Gradual Epiphany

XML C14N - Grumblings

Reading through the XML C14N specification this evening, I encountered a rather strange requirement in section 2.1:

The first parameter of input to the XML canonicalization method is either an XPath node-set or an octet stream containing a well-formed XML document. Implementations MUST support the octet stream input and SHOULD also support the document subset feature via node-set input.

What is a specification doing dictating the types of parameters implementations should implement?! Further on in that same section, the spec talks about how the “second” parameters should be a flag indicating if comments should be included, etc.

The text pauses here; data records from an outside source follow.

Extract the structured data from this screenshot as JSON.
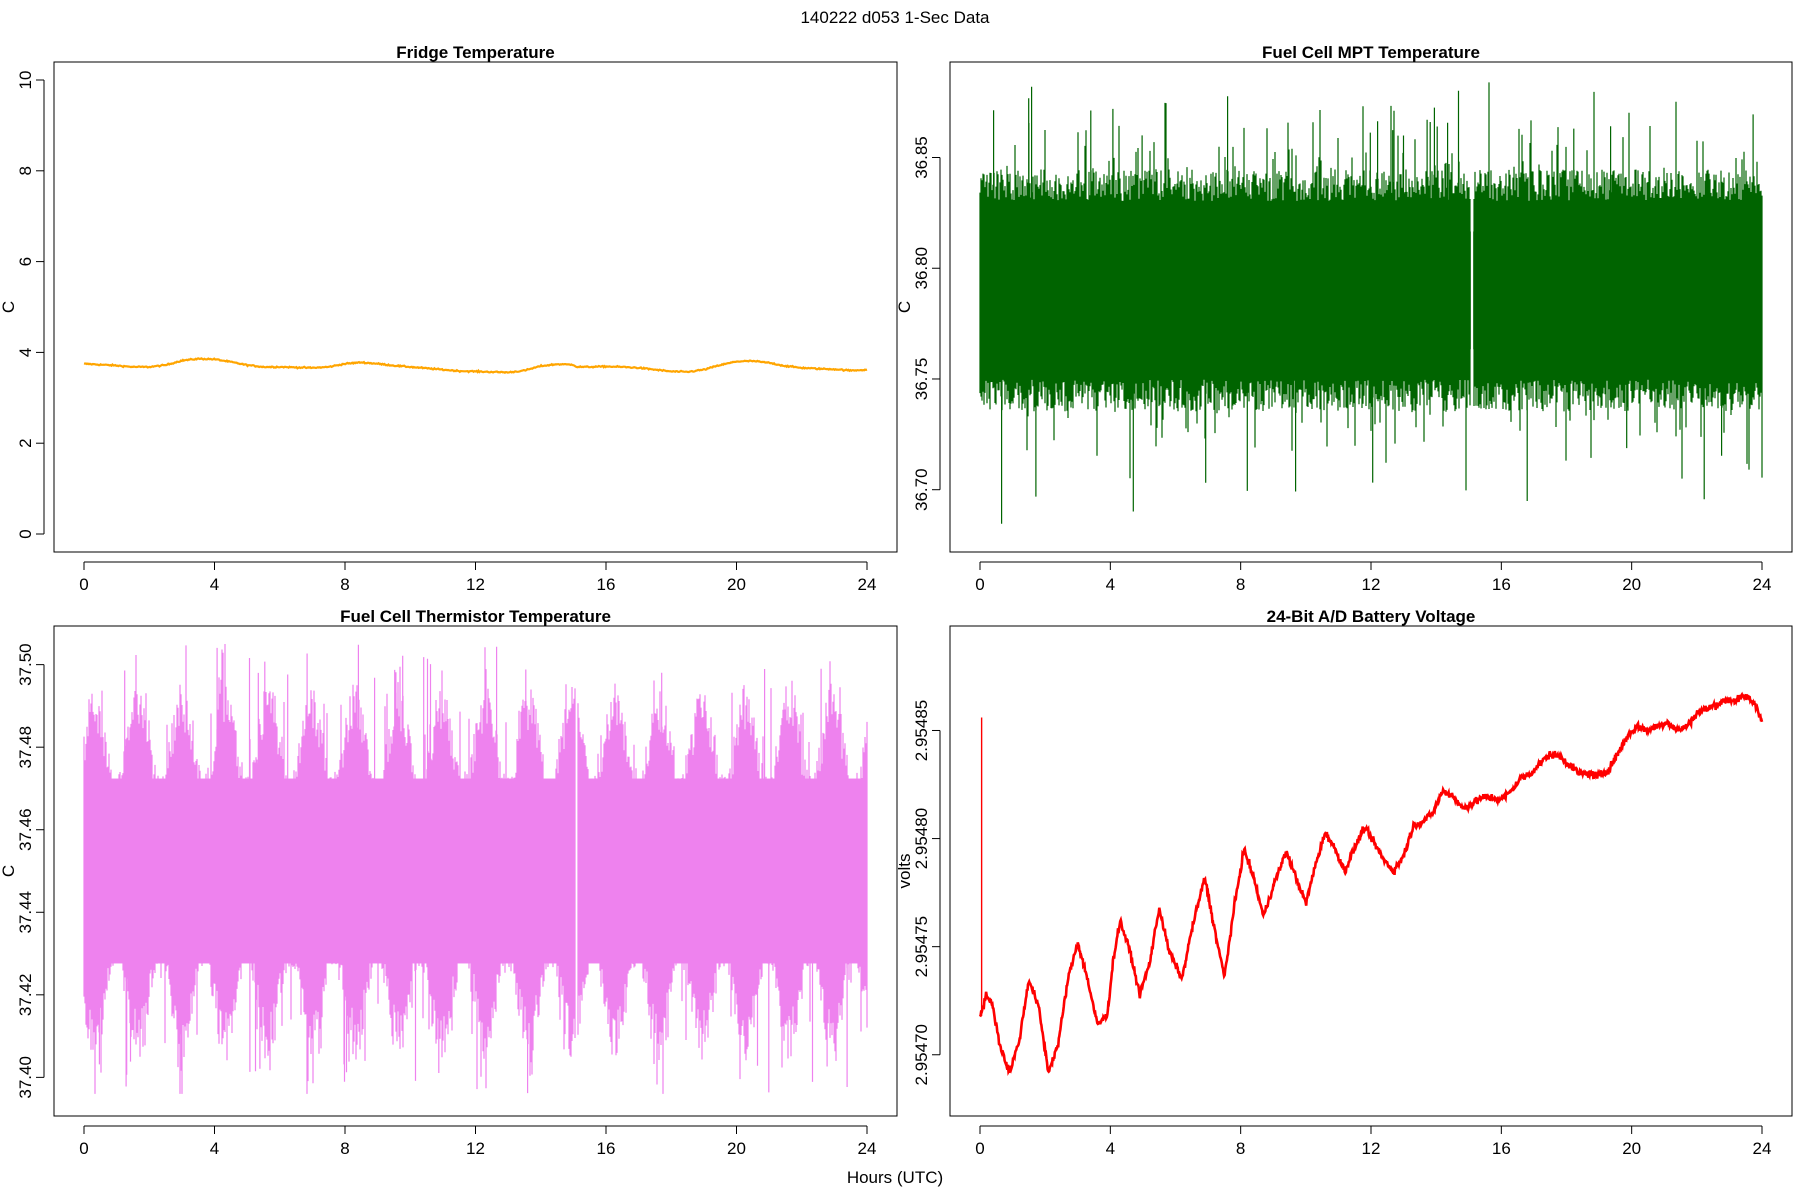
{
  "suptitle": "140222   d053   1-Sec Data",
  "xlabel_common": "Hours (UTC)",
  "chart_data": [
    {
      "id": "fridge",
      "type": "line",
      "title": "Fridge Temperature",
      "ylabel": "C",
      "color": "#FFA500",
      "xlim": [
        0,
        24
      ],
      "ylim": [
        0,
        10
      ],
      "xticks": [
        0,
        4,
        8,
        12,
        16,
        20,
        24
      ],
      "yticks": [
        0,
        2,
        4,
        6,
        8,
        10
      ],
      "ytick_labels": [
        "0",
        "2",
        "4",
        "6",
        "8",
        "10"
      ],
      "x": [
        0,
        0.5,
        1.0,
        1.5,
        2.0,
        2.5,
        3.0,
        3.5,
        4.0,
        4.5,
        5.0,
        5.5,
        6.0,
        6.5,
        7.0,
        7.5,
        8.0,
        8.5,
        9.0,
        9.5,
        10.0,
        10.5,
        11.0,
        11.5,
        12.0,
        12.5,
        13.0,
        13.5,
        14.0,
        14.5,
        15.0,
        15.1,
        15.5,
        16.0,
        16.5,
        17.0,
        17.5,
        18.0,
        18.5,
        19.0,
        19.5,
        20.0,
        20.5,
        21.0,
        21.5,
        22.0,
        22.5,
        23.0,
        23.5,
        24.0
      ],
      "y": [
        3.75,
        3.73,
        3.71,
        3.68,
        3.68,
        3.72,
        3.82,
        3.86,
        3.85,
        3.79,
        3.72,
        3.68,
        3.68,
        3.67,
        3.66,
        3.68,
        3.75,
        3.78,
        3.75,
        3.71,
        3.68,
        3.65,
        3.62,
        3.59,
        3.58,
        3.57,
        3.56,
        3.6,
        3.7,
        3.74,
        3.73,
        3.68,
        3.68,
        3.69,
        3.68,
        3.66,
        3.62,
        3.58,
        3.57,
        3.62,
        3.72,
        3.8,
        3.81,
        3.77,
        3.7,
        3.66,
        3.64,
        3.63,
        3.6,
        3.62
      ],
      "noise": 0.01
    },
    {
      "id": "mpt",
      "type": "line",
      "title": "Fuel Cell MPT Temperature",
      "ylabel": "C",
      "color": "#006400",
      "xlim": [
        0,
        24
      ],
      "ylim": [
        36.68,
        36.885
      ],
      "xticks": [
        0,
        4,
        8,
        12,
        16,
        20,
        24
      ],
      "yticks": [
        36.7,
        36.75,
        36.8,
        36.85
      ],
      "ytick_labels": [
        "36.70",
        "36.75",
        "36.80",
        "36.85"
      ],
      "center": 36.79,
      "band_min": 36.745,
      "band_max": 36.84,
      "spike_min": 36.684,
      "spike_max": 36.884,
      "gap_at": 15.1,
      "noise": 0.045
    },
    {
      "id": "thermistor",
      "type": "line",
      "title": "Fuel Cell Thermistor Temperature",
      "ylabel": "C",
      "color": "#EE82EE",
      "xlim": [
        0,
        24
      ],
      "ylim": [
        37.395,
        37.505
      ],
      "xticks": [
        0,
        4,
        8,
        12,
        16,
        20,
        24
      ],
      "yticks": [
        37.4,
        37.42,
        37.44,
        37.46,
        37.48,
        37.5
      ],
      "ytick_labels": [
        "37.40",
        "37.42",
        "37.44",
        "37.46",
        "37.48",
        "37.50"
      ],
      "center": 37.45,
      "band_min": 37.41,
      "band_max": 37.49,
      "spike_min": 37.396,
      "spike_max": 37.505,
      "gap_at": 15.1,
      "noise": 0.03
    },
    {
      "id": "battery",
      "type": "line",
      "title": "24-Bit A/D Battery Voltage",
      "ylabel": "volts",
      "color": "#FF0000",
      "xlim": [
        0,
        24
      ],
      "ylim": [
        2.95468,
        2.95489
      ],
      "xticks": [
        0,
        4,
        8,
        12,
        16,
        20,
        24
      ],
      "yticks": [
        2.9547,
        2.95475,
        2.9548,
        2.95485
      ],
      "ytick_labels": [
        "2.95470",
        "2.95475",
        "2.95480",
        "2.95485"
      ],
      "spike_x": 0.05,
      "spike_y": 2.954856,
      "x": [
        0.0,
        0.2,
        0.4,
        0.6,
        0.9,
        1.2,
        1.5,
        1.8,
        2.1,
        2.4,
        2.7,
        3.0,
        3.3,
        3.6,
        3.9,
        4.1,
        4.3,
        4.6,
        4.9,
        5.2,
        5.5,
        5.8,
        6.2,
        6.5,
        6.9,
        7.2,
        7.5,
        7.8,
        8.1,
        8.4,
        8.7,
        9.0,
        9.4,
        9.7,
        10.0,
        10.3,
        10.6,
        10.9,
        11.2,
        11.5,
        11.8,
        12.1,
        12.4,
        12.7,
        13.0,
        13.3,
        13.6,
        13.9,
        14.2,
        14.5,
        14.8,
        15.1,
        15.4,
        15.7,
        16.0,
        16.3,
        16.6,
        16.9,
        17.2,
        17.5,
        17.8,
        18.1,
        18.4,
        18.7,
        19.0,
        19.3,
        19.6,
        19.9,
        20.2,
        20.5,
        20.8,
        21.1,
        21.4,
        21.7,
        22.0,
        22.3,
        22.6,
        22.9,
        23.2,
        23.5,
        23.8,
        24.0
      ],
      "y": [
        2.954718,
        2.954728,
        2.954722,
        2.954705,
        2.954692,
        2.954706,
        2.954735,
        2.954722,
        2.954692,
        2.954705,
        2.954735,
        2.954752,
        2.954735,
        2.954714,
        2.954718,
        2.954745,
        2.954762,
        2.954748,
        2.954728,
        2.954742,
        2.954768,
        2.954748,
        2.954735,
        2.954758,
        2.954782,
        2.954758,
        2.954736,
        2.954768,
        2.954795,
        2.954782,
        2.954764,
        2.954778,
        2.954794,
        2.954782,
        2.95477,
        2.954788,
        2.954803,
        2.954795,
        2.954785,
        2.954796,
        2.954805,
        2.954798,
        2.95479,
        2.954785,
        2.954792,
        2.954806,
        2.954808,
        2.954812,
        2.954822,
        2.95482,
        2.954814,
        2.954816,
        2.954819,
        2.954819,
        2.954818,
        2.954822,
        2.954828,
        2.95483,
        2.954835,
        2.954839,
        2.954838,
        2.954834,
        2.95483,
        2.95483,
        2.954829,
        2.954832,
        2.95484,
        2.954848,
        2.954852,
        2.95485,
        2.954852,
        2.954854,
        2.95485,
        2.954852,
        2.954858,
        2.95486,
        2.954862,
        2.954864,
        2.954864,
        2.954866,
        2.954862,
        2.954855
      ],
      "noise": 1.2e-06
    }
  ]
}
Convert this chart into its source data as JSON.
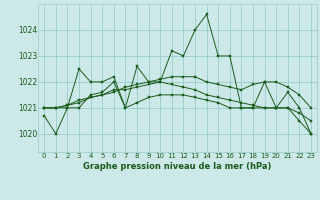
{
  "title": "Graphe pression niveau de la mer (hPa)",
  "bg_color": "#cce8e8",
  "grid_color": "#99cccc",
  "line_color": "#1a5c1a",
  "xlim": [
    -0.5,
    23.5
  ],
  "ylim": [
    1019.3,
    1025.0
  ],
  "yticks": [
    1020,
    1021,
    1022,
    1023,
    1024
  ],
  "xticks": [
    0,
    1,
    2,
    3,
    4,
    5,
    6,
    7,
    8,
    9,
    10,
    11,
    12,
    13,
    14,
    15,
    16,
    17,
    18,
    19,
    20,
    21,
    22,
    23
  ],
  "series": [
    [
      1020.7,
      1020.0,
      1021.0,
      1022.5,
      1022.0,
      1022.0,
      1022.2,
      1021.0,
      1022.6,
      1022.0,
      1022.0,
      1023.2,
      1023.0,
      1024.0,
      1024.6,
      1023.0,
      1023.0,
      1021.0,
      1021.0,
      1022.0,
      1021.0,
      1021.6,
      1021.0,
      1020.0
    ],
    [
      1021.0,
      1021.0,
      1021.0,
      1021.0,
      1021.5,
      1021.6,
      1022.0,
      1021.0,
      1021.2,
      1021.4,
      1021.5,
      1021.5,
      1021.5,
      1021.4,
      1021.3,
      1021.2,
      1021.0,
      1021.0,
      1021.0,
      1021.0,
      1021.0,
      1021.0,
      1020.8,
      1020.5
    ],
    [
      1021.0,
      1021.0,
      1021.1,
      1021.3,
      1021.4,
      1021.5,
      1021.7,
      1021.7,
      1021.8,
      1021.9,
      1022.0,
      1021.9,
      1021.8,
      1021.7,
      1021.5,
      1021.4,
      1021.3,
      1021.2,
      1021.1,
      1021.0,
      1021.0,
      1021.0,
      1020.5,
      1020.0
    ],
    [
      1021.0,
      1021.0,
      1021.1,
      1021.2,
      1021.4,
      1021.5,
      1021.6,
      1021.8,
      1021.9,
      1022.0,
      1022.1,
      1022.2,
      1022.2,
      1022.2,
      1022.0,
      1021.9,
      1021.8,
      1021.7,
      1021.9,
      1022.0,
      1022.0,
      1021.8,
      1021.5,
      1021.0
    ]
  ]
}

It’s exactly this sort of cruft that makes W3C specs so hard to read. Specifications are hard enough to read without details of implementation (particularly at the parameter level) clogging up the spec. The other thing that makes them hard to read is this seeming obsession with mathematical provability. Who cares if the algorithm is mathematically proveable?! We’re talking about basic information processing here, not algorithmic analysis…

The other aspect of C14N defined by W3C that I don’t get is why default attribute values must be included. They explicitly say that you shouldn’t need the DTD/Schema to canonicalize the document, but then require one to know what the default attribute values are — how in the world does one implement that?

Another thing that bugs me about the C14N spec is that the entire process is defined in terms of XPath. I don’t quite see the value they derived from forcing this dependency. If I had to guess, I would say this spec was written around a very specific implementation. What about people who don’t use XPaths (maybe for performance reasons)? Implementing this spec requires the reader to then figure out what a given XPath term means.